The Treasury Select Committee runs a sub-committee on regulation that met yesterday (14/09/23). You can watch proceedings from this link.
The key interlocutor is Sam Woods, Deputy Director of the Prudential Regulation Authority (the Bank’s Regulator) who is a very good banking regulator.
But he doesn’t seem to know much about secondary banking and in particular how the UK occupational pension system works.
Early in the session, Sam Woods is quizzed by Harriett Baldwin, the Chair as to the PRA’s position on the Mansion House reforms and in particular its attitude to pension consolidation via commercial superfunds.
Harriett Baldwin suggests to Sam Woods that he is known for “pouring cold water on superfunds“. I had expected a rebuttal, but after a short nod to the sense of widening choice for trustees , he demonstrates that “cold” should be replaced by “icy”
He displays deep disquiet about pension superfunds in marked contradiction to the consultation documents issued by the DWP (in particular the DB options consultation).
The Government is supporting the development of superfunds for those schemes for whom there is no realistic prospect of buying out on the insurance market. In this call for evidence the Government is exploring the potential benefits and drawbacks of a public sector consolidator. Through the design of a public consolidator the Government may be able both to ensure investment objectives are met and promote long-term investment timeframes that would support investment in UK productive finance.
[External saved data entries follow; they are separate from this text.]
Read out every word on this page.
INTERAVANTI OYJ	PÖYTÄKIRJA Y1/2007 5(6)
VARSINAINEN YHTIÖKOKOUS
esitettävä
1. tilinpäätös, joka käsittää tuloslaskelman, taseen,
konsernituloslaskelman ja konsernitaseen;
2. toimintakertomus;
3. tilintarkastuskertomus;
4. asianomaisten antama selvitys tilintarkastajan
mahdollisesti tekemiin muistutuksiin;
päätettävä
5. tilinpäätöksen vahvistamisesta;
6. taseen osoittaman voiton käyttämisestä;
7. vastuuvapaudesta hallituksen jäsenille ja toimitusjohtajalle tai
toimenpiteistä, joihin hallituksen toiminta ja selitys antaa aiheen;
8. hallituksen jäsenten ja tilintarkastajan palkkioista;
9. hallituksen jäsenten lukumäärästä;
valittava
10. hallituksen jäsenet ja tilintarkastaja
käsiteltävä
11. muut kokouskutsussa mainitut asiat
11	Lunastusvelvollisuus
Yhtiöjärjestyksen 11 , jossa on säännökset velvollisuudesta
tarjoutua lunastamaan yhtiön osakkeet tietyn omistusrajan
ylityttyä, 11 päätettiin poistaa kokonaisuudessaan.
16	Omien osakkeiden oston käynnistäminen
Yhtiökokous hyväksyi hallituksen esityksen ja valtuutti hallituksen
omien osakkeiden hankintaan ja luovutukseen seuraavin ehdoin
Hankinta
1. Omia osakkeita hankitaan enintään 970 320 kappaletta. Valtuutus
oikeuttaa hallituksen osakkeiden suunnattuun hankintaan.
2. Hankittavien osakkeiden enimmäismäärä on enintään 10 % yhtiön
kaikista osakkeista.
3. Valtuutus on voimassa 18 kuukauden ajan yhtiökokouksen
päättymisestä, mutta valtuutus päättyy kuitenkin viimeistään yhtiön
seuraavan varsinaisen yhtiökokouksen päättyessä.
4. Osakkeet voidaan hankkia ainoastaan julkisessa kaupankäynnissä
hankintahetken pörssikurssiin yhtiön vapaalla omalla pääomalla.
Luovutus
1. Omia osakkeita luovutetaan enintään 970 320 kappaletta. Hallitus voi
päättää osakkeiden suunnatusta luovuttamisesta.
The PRA clearly does not take this view. In practice it sees suprefunds as a problem. That problem is that if pension superfunds start competing successfully to consolidate DB pensions, the insurance companies will set up their own pension superfunds which will – should they go bust,- lead to claims on the sponsoring insurer causing structural weaknesses.
He insists throughout that he considers insurance provides a higher level of member protection than superfunds. Superfunds strenuously deny this. There is no-one to contradict him despite the Pension Regulator’s statement that it “sets the bar high“. In practice the bar is set so high that no superfund has yet been able to do a deal.
The PRA’s position is misguided and wrong. This is what would actually happen if a superfund failed, thanks to Pinsent Masons
DB superfunds, as occupational DB schemes, are expected to be eligible for the PPF. This is supported by the fact that the PPF has published a methodology for calculating the PPF levy for DB superfunds.
In practice, PPF entry will probably be a remote possibility for DB superfunds. This is because DB superfunds are required to include provisions to automatically trigger the winding up of the scheme before the funding level drops below the level for PPF entry and the proposed capital adequacy requirements are sufficiently stringent to make the risk low. Nonetheless, trustees will want to check this point.
So should an insurer decide to set up an insured superfund, the superfund would go into the PPF and not be a liability of the insurer and its annuitants.
But this supposes that an insurer would want to set up a superfund to compete against itself as a provider of buy-outs. They are unlikely to do this, especially if they are already reserving for their DB staff scheme. If the PRA fears that insurers would head this way , they can quite properly speak with the Pension Regulator to work out if there is additional risk and – should that become apparent – explain what that risk is.
In any case, the PRA’s new reason for objecting to superfunds looks spurious. The DWP should be focussing on getting primary legislation in place and in the meantime ensuring that TPR’s guidance is fit for purpose, has a revised gateway, allows superfunds to make a profit and reviews the capital requirements.
It would be helpful for the PRA and the BOE to roll their tanks off the lawn.
A bad look for Government
The reason why the Mansion House reforms are being proposed is to provide better pension outcomes for members and at the same time, ensure that pension schemes provide capital to parts of the British economy that needs it. The £100bn target set by the Government for such capital is not coming from buy-out. The PRA make if clear that even when the matching adjustment is diluted and insurers have more capacity to invest in illiquids, they are unlikely to invest in the kind of productive companies the Government wants to be invested in.
Sam Woods tells the Treasury Select Committee it is not the PRA’s business to monitor, let alone enforce, illiquid investments by insurers. Charlotte Gherkin points out that there are several types of illiquids that are more attractive to insurers than venture capital. In short, the buy-out of the UK occupational pension schemes by insurers is not furthering one of the main thrusts of the Mansion House reforms.
Blocking the progress of applications to be superfunds is obstructing an opportunity for these occupational funds to invest in the productive capital they are designed for.
To add insult to superfund injury, Sam Woods states later in the session that were the insurance industry to have bought out occupational schemes as they intend to do by 2022, the risks of LDI would have been mitigated.
It is such a bad look for Government when its regulators, the PRA and TPR seem actively against what its legislators, the DWP , Treasury and most of all Parliament are trying to achieve.
It is even more of a bad look , when the basis of the PRA’s objection , is so ropey.